Adesso “godiamoci” questi playoff arrivati un po’ così. Per ricchi: chi scrive non è particolarmente entusiasta di questa soluzione, né tantomeno ovviamente dei playout. In un quadro di sistema, le retrocessioni si potevano francamente evitare, non si può dimenticare che parliamo della cerniera tra professionismo e dilettantismo. Sul tema, torneremo a breve. Alla fine, in un modo o nell’altro, anche senza entusiasmi, sarà comunque bello celebrare il pallone che torna in campo. La questione da risolvere ora è quella dei contratti. Dalla Lega Serie A è arrivata l’indicazione che il rebus sia vicino alla soluzione. Fatti salvi i contratti che scadono il 30 giugno. In altre parole: nulla è risolto, serviranno contrattazioni individuali. Servirà, in ultima analisi, il buonsenso di tutti: fin qui non sempre c’è stato, ma anche nelle aule di giurisprudenza insegnano che è un criterio chiave per dirimere qualsiasi questione.

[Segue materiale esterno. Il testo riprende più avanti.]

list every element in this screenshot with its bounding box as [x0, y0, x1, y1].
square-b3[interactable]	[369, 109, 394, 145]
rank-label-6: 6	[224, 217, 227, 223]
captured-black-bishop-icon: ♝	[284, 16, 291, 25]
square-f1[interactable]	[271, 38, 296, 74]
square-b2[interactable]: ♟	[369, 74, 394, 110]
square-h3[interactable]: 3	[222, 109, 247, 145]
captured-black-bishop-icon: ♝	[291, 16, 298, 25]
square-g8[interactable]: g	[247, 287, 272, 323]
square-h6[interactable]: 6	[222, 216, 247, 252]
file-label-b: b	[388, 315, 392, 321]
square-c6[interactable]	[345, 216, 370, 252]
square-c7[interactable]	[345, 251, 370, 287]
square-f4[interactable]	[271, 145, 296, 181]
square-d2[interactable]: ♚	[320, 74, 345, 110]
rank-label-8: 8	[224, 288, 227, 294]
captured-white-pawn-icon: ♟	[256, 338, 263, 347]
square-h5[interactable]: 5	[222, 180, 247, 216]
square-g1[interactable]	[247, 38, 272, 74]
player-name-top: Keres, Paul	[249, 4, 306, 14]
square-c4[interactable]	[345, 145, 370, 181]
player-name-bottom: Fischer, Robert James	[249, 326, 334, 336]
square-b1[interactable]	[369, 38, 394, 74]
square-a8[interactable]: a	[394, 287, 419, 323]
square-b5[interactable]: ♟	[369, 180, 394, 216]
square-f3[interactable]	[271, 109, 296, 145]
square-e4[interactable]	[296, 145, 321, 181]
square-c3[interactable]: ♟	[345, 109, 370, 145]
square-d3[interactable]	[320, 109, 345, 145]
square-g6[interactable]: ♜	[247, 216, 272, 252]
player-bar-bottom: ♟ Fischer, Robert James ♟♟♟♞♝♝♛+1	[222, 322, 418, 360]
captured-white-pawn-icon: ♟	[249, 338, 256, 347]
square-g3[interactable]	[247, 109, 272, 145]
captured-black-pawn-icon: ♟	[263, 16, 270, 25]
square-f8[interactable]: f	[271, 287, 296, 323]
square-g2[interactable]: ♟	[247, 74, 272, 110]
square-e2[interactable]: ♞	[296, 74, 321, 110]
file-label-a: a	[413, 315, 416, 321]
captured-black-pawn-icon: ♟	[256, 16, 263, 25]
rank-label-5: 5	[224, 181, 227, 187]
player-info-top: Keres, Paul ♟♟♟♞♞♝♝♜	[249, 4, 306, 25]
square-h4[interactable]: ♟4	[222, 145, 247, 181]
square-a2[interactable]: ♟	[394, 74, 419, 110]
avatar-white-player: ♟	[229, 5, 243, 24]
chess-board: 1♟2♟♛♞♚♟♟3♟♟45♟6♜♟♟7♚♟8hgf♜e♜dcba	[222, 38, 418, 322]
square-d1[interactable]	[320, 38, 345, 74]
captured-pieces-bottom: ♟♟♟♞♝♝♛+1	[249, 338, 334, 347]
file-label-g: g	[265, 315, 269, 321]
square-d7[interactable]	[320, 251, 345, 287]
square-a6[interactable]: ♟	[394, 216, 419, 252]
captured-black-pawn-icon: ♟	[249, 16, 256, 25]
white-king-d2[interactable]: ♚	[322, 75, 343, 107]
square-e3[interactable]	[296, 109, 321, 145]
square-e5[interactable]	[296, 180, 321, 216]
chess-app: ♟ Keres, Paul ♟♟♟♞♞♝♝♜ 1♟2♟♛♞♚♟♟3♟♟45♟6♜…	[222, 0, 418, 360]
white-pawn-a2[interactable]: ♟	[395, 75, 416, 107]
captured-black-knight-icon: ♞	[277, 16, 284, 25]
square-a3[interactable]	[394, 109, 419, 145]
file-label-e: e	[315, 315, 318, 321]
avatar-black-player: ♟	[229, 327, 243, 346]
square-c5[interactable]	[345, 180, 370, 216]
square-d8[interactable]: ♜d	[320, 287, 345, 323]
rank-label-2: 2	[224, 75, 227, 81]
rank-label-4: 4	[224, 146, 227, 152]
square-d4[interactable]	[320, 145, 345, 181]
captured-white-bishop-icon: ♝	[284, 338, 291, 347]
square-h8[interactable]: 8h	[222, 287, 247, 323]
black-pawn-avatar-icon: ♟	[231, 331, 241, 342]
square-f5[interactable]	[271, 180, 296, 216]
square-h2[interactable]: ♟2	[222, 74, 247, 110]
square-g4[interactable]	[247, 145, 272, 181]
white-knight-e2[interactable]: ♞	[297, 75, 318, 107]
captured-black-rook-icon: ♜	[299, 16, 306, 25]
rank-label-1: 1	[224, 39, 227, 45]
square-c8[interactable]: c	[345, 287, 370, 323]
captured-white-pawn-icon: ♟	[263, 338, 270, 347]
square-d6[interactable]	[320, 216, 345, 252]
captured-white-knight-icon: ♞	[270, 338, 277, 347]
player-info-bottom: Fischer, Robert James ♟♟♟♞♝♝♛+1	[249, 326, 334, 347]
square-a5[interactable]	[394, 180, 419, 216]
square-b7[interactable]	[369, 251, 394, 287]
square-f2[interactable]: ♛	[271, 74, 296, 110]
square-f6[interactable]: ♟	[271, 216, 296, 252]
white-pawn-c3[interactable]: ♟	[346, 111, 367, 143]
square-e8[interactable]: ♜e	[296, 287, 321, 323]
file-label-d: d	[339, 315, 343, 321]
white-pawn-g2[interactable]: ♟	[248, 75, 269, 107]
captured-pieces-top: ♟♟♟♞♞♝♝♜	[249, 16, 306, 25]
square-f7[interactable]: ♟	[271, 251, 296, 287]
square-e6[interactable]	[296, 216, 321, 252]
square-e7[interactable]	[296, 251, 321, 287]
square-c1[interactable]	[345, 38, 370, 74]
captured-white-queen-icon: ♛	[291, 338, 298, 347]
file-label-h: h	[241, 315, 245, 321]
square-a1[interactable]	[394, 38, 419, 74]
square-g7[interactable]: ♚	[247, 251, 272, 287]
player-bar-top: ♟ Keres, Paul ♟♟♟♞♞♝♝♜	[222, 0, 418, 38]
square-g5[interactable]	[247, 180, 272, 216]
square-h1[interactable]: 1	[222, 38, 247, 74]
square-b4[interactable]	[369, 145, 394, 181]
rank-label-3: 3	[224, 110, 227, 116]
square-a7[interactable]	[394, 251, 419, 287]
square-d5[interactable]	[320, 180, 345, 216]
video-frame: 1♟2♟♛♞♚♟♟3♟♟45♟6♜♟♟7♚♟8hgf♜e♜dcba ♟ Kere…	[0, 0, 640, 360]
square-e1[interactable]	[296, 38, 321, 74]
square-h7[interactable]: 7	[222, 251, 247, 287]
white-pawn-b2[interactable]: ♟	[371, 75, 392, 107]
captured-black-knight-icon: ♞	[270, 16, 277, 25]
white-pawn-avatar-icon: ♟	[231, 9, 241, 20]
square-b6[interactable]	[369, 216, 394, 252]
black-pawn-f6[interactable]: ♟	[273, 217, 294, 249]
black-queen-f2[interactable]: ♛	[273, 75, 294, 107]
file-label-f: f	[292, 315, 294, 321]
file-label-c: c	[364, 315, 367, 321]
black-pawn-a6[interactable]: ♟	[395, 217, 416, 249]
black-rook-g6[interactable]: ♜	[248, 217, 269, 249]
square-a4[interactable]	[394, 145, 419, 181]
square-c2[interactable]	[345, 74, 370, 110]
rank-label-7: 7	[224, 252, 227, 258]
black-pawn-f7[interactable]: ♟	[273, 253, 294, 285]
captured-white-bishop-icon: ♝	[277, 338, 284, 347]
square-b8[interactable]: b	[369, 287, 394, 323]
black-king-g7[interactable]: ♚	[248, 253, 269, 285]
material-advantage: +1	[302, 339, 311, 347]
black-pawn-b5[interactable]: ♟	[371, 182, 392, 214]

Playoff a parte, c’è da guardare al futuro. Sul quale si gioca una battaglia anzitutto politica: la campagna elettorale è quella che è, ma sarebbe opportuno tenerne fuori l’organizzazione del calcio del futuro. Se solo fossimo capaci, qui l’abbiamo scritto già varie volte, di dar vita a una vera e propria costituente del pallone, probabilmente non ci vorrebbe molto. La chiave di volta, ma anche la chimera, è il semiprofessionismo: tutti ne parlano, nessuno sa davvero come impostarlo. In Italia c’era fino al ’78, ma si sostanziava in meno controlli. Oggi non può essere così, almeno questa lezione l’abbiamo imparata. Snellire i contratti senza renderli facilmente aggirabili, alleggerire i costi (soprattutto fiscali) senza per questo rendere più blande le verifiche sul corretto andamento societario. Sono i traguardi ai quali, in qualche modo, bisogna puntare. Più della B a 40 squadre, una riforma che sarebbe meglio tenere nei cassetti e non vada oltre, servirebbe un ritorno alla C2: il vero errore è stato eliminarla. Oggi in C vi sono 60 società con una disomogeneità incredibile. Il monte ingaggi delle big è di un altro pianeta rispetto a chi lotta per non retrocedere. Che siano nella stessa categoria, in effetti, non ha molto senso. A, B e C, professionistiche, da 20 squadre, poi C2 da 40 (due gironi) semiprofessionistica e infine la D. Non è una nostra proposta, è quella che convince di più chi vi scrive. Ci sarebbe un cuscinetto e ci sarebbero più squadre che lottano per vincere, anziché per vivacchiare. Passa tutto, però, da un riforma globale: abbiamo una legge sul professionismo di 39 anni fa, una legge sui diritti tv che non piace a nessuno. Non abbiamo una normativa convincente sugli stadi (e più in generale sull’impiantistica sportiva) e il professionismo femminile è ancora una pia speranza. Se persino dopo questa crisi non ci si siede tutti al tavolo, dimenticando le rispettive convenienze, allora non abbiamo davvero imparato nulla.